Selon le Centre européen de prévention et de contrôle des maladies (ECDC), le variant Delta devrait représenter 90% des nouveaux cas dans l'UE d'ici fin août. "Il est très probable que le variant Delta circule largement pendant l'été, en particulier chez les jeunes qui ne sont pas ciblés par la vaccination", a ainsi averti Andrea Ammon, la directrice de l'agence européenne des maladies, en appelant à la vigilance.

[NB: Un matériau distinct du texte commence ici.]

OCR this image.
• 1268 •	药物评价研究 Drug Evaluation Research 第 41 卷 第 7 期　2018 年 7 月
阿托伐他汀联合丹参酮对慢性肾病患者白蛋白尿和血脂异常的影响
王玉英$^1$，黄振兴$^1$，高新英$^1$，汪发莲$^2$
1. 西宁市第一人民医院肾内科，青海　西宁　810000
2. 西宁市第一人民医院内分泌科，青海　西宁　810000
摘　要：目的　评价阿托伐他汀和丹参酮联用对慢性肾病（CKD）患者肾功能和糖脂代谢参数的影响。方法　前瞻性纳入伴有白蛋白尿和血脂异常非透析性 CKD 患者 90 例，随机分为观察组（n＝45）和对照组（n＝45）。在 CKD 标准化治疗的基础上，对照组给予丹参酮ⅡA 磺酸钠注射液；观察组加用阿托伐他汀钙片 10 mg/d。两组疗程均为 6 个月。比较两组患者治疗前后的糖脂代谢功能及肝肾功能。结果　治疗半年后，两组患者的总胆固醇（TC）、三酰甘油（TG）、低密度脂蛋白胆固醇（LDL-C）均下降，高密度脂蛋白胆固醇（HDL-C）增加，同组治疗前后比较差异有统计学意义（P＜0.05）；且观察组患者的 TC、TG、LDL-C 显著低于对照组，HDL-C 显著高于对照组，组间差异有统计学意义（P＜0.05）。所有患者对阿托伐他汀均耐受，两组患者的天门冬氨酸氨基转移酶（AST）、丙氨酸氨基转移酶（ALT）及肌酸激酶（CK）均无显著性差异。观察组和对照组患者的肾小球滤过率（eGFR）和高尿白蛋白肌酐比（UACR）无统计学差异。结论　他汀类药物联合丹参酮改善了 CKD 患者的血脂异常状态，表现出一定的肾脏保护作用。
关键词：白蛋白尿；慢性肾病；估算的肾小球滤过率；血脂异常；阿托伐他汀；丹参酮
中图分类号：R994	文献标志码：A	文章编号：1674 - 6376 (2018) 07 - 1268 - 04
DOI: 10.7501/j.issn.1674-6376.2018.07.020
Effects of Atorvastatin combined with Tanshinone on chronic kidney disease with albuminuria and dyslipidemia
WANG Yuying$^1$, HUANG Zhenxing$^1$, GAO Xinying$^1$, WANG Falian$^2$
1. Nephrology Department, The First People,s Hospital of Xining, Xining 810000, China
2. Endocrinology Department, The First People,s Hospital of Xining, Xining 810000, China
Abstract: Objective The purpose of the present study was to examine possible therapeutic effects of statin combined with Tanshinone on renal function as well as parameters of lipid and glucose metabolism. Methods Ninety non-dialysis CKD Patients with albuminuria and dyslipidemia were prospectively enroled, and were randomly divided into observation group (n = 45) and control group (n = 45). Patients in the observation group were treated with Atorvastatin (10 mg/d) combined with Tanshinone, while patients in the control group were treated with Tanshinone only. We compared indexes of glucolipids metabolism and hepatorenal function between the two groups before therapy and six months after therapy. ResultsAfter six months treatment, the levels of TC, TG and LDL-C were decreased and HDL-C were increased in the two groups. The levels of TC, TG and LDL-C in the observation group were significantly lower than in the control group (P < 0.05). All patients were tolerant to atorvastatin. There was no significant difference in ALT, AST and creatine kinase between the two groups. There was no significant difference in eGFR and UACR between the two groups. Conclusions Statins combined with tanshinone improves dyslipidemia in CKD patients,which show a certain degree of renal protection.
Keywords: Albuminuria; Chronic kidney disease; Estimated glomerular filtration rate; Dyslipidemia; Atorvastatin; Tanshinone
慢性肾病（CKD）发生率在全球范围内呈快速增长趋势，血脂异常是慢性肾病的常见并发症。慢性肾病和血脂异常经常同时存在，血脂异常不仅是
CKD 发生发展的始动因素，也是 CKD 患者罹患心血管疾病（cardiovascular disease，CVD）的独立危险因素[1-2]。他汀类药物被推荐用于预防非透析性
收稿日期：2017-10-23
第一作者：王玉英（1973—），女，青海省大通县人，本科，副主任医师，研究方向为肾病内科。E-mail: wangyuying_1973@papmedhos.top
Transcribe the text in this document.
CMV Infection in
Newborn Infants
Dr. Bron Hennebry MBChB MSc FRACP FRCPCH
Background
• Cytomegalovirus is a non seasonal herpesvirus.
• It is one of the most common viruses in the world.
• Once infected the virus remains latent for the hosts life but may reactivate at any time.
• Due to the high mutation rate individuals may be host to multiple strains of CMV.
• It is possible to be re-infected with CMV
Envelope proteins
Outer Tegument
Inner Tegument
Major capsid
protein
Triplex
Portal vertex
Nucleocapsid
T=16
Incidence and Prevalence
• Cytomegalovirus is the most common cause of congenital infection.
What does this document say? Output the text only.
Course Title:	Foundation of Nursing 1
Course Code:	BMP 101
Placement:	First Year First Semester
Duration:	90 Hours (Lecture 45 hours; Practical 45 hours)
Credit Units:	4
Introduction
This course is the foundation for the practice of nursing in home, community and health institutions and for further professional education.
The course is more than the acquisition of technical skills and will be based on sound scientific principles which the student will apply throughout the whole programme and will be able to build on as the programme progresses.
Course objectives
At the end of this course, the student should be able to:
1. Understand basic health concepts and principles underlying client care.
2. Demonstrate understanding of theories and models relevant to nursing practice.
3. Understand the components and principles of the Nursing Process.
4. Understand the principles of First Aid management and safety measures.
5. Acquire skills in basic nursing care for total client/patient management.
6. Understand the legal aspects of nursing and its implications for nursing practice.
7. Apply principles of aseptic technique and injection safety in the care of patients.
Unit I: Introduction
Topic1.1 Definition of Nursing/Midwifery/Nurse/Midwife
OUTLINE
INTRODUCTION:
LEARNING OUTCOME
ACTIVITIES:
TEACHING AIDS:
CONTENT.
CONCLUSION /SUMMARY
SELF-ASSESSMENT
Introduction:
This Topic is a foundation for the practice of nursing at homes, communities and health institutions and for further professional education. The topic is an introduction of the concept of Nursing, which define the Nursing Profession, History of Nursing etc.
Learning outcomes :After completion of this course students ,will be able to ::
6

Si la souche Alpha détectée au Royaume-Uni reste actuellement prédominante dans la région, les modélisations de l'agence européenne prévoient que la souche Delta représentera 70% des nouvelles infections dans l'UE dès début août, précise le centre dans une note. Son avantage compétitif sur les autres variants lui vaut d'ailleurs d'avoir déjà détrôné la souche britannique outre-Manche où est donc désormais majoritaire parmi les cas recensés, et même à l’origine d’une reprise de l’épidémie. 

Là encore, ce scénario n'est pas sans rappeler celui de l'hiver dernier. Pour rappel, dès début janvier, l’OMS avait averti que la souche Alpha "pourrait progressivement remplacer les autres en circulation" dans la zone Europe, "comme observé au Royaume-Uni et de plus en plus au Danemark". Quelques jours plus tard, l'Inserm avait abondé en ce sens dans un rapport, estimant que le variant britannique représentant 1,4% des contaminations détectées en France lors de la première semaine de janvier, deviendrait dominant "entre fin février et mi-mars". Effectivement, au 5 mars, le variant britannique représentait 64,7% des cas en France devant la souche classique (22,1%). Mi-mars, débutait en France la fameuse "troisième vague" dont le pic a été atteint entre le 8 et le 12 avril, soit environ une semaine après le début d'un troisième confinement en France.

Si le profil du variant Delta préoccupe à ce point aujourd'hui, c'est que l'on sait maintenant qu'il est plus contagieux que le variant Alpha, lui-même déjà bien plus transmissible que la souche originelle du Covid-19 et à l'origine de nouvelles vagues épidémiques à travers le globe. "On voit ce qui se passe au Royaume-Uni, où il y a une hausse continue des cas depuis plusieurs semaines (...). On voit que ça peut aller très vite", concède ce mercredi Gabriel Attal pour BFMTV/RMC. 

Les clusters Delta déjà identifiés ne sont que "la partie émergée de l'iceberg", analysait pour sa part l'épidémiologiste Pascal Crépey il y a peu pour l'AFP. "Si on détecte ce variant sans liens avec l'étranger, cela indique qu'il y a peut-être un début de circulation sur le territoire". Le variant Alpha a démarré de façon similaire : "On en avait moins de 1% en janvier et aujourd'hui il est largement dominant". Interrogé par Ouest-France, Arnaud Fontanet, chercheur à l'Institut Pasteur et au Cnam, estime ainsi probable qu'"à la rentrée prochaine, nous soyons dans la situation que connaît le Royaume-Uni actuellement".